Objectives: To investigate the association between antidepressant exposure in trimester one and both miscarriage and stillbirth, using the UK Clinical Practice Research Datalink (CPRD).
Methods: CPRD is a repository of UK primary care data, with linkage to Hospital Episode Statistics (HES) secondary care data. We included women who were pregnant between 1996 and 2018 and had been diagnosed prior to their pregnancy with an indication for antidepressants (depression, anxiety or other (including migraine prophylaxis and stress incontinence)). We excluded pregnancies where the outcome was unknown (and unable to be ascertained from HES) or did not have sufficient follow up. We defined antidepressant use during trimester one as having at least one prescription of antidepressants overlapping with or starting between the pregnancy start date and trimester two. Exposed pregnancies were also split into prevalent users (at least one prescription in the 3 months before pregnancy) and incident users (no prescriptions in those 3 months). Miscarriage and stillbirth were defined in the Pregnancy Register or supplemented from HES where outcome was unknown. Multivariable Cox proportional hazards models were used to generate hazard ratios and 95% confidence intervals. Additional analyses are ongoing, including a propensity score analysis, exposure discordant pregnancy analysis, and multiple sensitivity analyses.

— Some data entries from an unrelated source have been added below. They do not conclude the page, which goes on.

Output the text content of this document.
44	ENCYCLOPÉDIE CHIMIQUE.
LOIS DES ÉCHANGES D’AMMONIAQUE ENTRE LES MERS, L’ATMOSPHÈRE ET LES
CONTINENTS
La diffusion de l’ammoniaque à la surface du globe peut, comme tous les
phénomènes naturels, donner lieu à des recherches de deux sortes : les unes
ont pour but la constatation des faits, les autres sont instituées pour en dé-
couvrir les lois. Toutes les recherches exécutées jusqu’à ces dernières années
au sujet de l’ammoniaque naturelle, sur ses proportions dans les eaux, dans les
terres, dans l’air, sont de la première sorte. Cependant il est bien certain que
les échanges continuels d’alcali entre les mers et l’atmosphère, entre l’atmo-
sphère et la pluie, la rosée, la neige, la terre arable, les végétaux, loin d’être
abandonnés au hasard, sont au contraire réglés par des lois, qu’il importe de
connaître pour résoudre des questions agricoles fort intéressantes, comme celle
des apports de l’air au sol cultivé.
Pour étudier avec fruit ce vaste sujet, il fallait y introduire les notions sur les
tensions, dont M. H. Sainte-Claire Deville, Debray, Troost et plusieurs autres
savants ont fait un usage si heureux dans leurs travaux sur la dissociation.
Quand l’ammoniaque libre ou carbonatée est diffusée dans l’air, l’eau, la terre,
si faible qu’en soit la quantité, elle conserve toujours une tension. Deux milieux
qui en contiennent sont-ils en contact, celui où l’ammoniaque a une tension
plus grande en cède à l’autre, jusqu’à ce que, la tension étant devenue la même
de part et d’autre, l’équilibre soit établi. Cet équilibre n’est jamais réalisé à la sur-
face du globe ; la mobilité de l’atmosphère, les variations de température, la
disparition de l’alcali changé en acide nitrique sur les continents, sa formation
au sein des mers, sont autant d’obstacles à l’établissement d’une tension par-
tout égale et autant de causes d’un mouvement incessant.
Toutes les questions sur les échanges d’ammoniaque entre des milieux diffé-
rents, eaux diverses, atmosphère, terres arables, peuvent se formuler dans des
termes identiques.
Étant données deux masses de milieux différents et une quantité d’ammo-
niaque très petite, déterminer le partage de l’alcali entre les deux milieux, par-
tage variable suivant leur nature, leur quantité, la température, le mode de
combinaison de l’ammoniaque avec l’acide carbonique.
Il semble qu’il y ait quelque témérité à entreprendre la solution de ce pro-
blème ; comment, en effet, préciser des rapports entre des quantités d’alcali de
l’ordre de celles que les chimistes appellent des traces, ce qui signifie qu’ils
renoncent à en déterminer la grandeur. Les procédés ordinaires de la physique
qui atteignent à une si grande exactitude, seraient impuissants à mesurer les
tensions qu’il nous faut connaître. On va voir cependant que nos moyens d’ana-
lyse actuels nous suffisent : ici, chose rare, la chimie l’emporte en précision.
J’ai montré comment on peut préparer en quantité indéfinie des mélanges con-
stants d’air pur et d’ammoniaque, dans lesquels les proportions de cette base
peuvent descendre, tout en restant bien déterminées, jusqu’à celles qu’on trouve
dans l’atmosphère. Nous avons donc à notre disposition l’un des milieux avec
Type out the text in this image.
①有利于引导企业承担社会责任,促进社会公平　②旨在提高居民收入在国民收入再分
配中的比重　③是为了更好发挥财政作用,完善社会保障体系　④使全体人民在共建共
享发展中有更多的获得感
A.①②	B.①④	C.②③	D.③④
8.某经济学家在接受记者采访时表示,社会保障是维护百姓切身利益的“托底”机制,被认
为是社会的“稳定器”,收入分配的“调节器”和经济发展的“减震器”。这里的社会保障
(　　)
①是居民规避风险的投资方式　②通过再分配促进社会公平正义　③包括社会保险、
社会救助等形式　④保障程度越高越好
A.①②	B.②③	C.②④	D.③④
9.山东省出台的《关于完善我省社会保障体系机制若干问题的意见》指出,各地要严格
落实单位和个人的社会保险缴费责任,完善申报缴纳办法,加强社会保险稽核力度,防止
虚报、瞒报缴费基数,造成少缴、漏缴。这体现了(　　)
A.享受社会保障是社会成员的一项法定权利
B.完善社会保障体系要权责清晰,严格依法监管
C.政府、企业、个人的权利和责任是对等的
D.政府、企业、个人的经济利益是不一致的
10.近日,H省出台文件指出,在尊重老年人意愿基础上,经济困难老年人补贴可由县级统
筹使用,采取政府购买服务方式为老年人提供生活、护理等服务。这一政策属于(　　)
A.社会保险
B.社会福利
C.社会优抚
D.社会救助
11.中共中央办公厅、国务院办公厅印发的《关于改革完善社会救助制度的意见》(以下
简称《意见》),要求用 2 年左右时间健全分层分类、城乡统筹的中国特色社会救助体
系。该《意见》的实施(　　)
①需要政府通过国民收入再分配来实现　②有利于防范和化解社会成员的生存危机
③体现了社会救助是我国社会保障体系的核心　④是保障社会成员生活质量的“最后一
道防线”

Results: Of the 127,826 eligible pregnancies diagnosed with an indication for antidepressants, 24,049 were exposed to antidepressants in trimester one. Among those with depression, antidepressant use was associated with a marginal increase in risk of miscarriage (aHR 1.06 95%CI 1.01–1.11). There was little evidence of an association between antidepressant use during trimester one and stillbirth for any indication. When comparing exposure to antidepressants among prevalent and incident users in trimester one, incident use appeared to be associated with a higher risk of miscarriage for depression and anxiety (aHR 1.23 95%CI 1.10–1.38 and aHR 1.25 95%CI 1.08–1.45, respectively). Results from the additional analyses will be presented.
Conclusions: The preliminary findings suggest that the risk of outcomes may be differential based on whether women were new initiators or already on antidepressants pre-pregnancy. The causal nature and meaning of these observations will be discussed.